Bloomberg | Updated on August 28, 2020

Sweden’s government is embarking on an historic spending spree as it acknowledges that there’s now less scope to look to the central bank to provide crisis support.

“It’s a big responsibility that we have, now that the Riksbank’s possibilities are smaller than they have been,” Finance Minister Magdalena Andersson said in an interview in Stockholm on Thursday. “We are in a deep crisis, at the same time as monetary policy doesn’t have the muscle it normally has.”

The Riksbank has made clear it wants to avoid a return to negative interest rates, after ending half a decade of the policy last year. But its also sought to reassure the market that it has an adequate toolbox with the room to do whatever it takes to support the economy.

With Andersson’s new spending pledge, talk of more monetary support might now become moot. Sweden’s government is dedicating over 100 billion krona ($11.5 billion) next year to dragging the largest Nordic economy out of the Covid crisis. She says there will still be a need for forceful stimulus in 2022, perhaps also in 2023.

Dodging the worst

Sweden now faces a much milder recession than the euro zone, and Andersson on Thursday raised the economic forecast. Gross domestic product is expected to shrink 4.6 per cent this year, compared to the 6 per cent contraction seen in June. For next year, the government expects a stronger rebound than previously, with GDP set to grow 4.1 per cent.
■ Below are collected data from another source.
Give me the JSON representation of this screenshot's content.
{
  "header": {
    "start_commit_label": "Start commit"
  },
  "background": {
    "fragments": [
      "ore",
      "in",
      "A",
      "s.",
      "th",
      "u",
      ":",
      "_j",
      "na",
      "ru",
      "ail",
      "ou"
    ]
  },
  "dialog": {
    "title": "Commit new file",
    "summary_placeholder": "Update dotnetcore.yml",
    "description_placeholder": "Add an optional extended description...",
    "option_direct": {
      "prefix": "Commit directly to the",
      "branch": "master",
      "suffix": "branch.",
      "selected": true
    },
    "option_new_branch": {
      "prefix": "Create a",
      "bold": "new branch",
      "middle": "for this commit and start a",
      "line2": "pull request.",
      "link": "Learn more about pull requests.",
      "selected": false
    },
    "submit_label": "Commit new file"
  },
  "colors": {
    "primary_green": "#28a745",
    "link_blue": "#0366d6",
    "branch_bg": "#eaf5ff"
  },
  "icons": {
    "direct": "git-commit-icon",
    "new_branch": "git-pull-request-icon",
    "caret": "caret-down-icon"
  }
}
On Friday, Sweden’s statistics office said the second-quarter GDP data contraction wasn’t as deep as first estimated, with the economy declining 8.3 per cent from the first three months of the year, instead of the 8.6 per cent initially reported. The krona strengthened slightly and was trading about 0.2 per cent higher against the euro as of 9:36 am in Stockholm.

Spending will target public investments across welfare and climate initiatives, Andersson said. Sweden has an historic opportunity to take measures to create jobs, accelerate adjustments to climate change and improve social services, she said.

Sweden’s spending plans will leave debt well within limits set by the European Union. Next year, debt will reach 42 per cent of GDP, compared with 35.2 per cent in 2019. Thats less than half the EU average.

Covid fight

The Nordic nation of 10 million people continues to find itself in the international spotlight for sticking with a light-touch lockdown strategy while others adopted more stringent measures to fight the pandemic.

That decision initially saw a spike in the number of Covid-related deaths and infections in Sweden, and the government of Prime Minister Stefan Lofven has admitted that more should have been done to protect the elderly in care homes.

But on Thursday, the country’s health agency proposed raising the limit on certain public gatherings to 500 from 50, amid a stabilisation in Covid-19 infection rates.

Sweden’s death rate, however, remains among the highest in the world at about 57 per 1,00,000.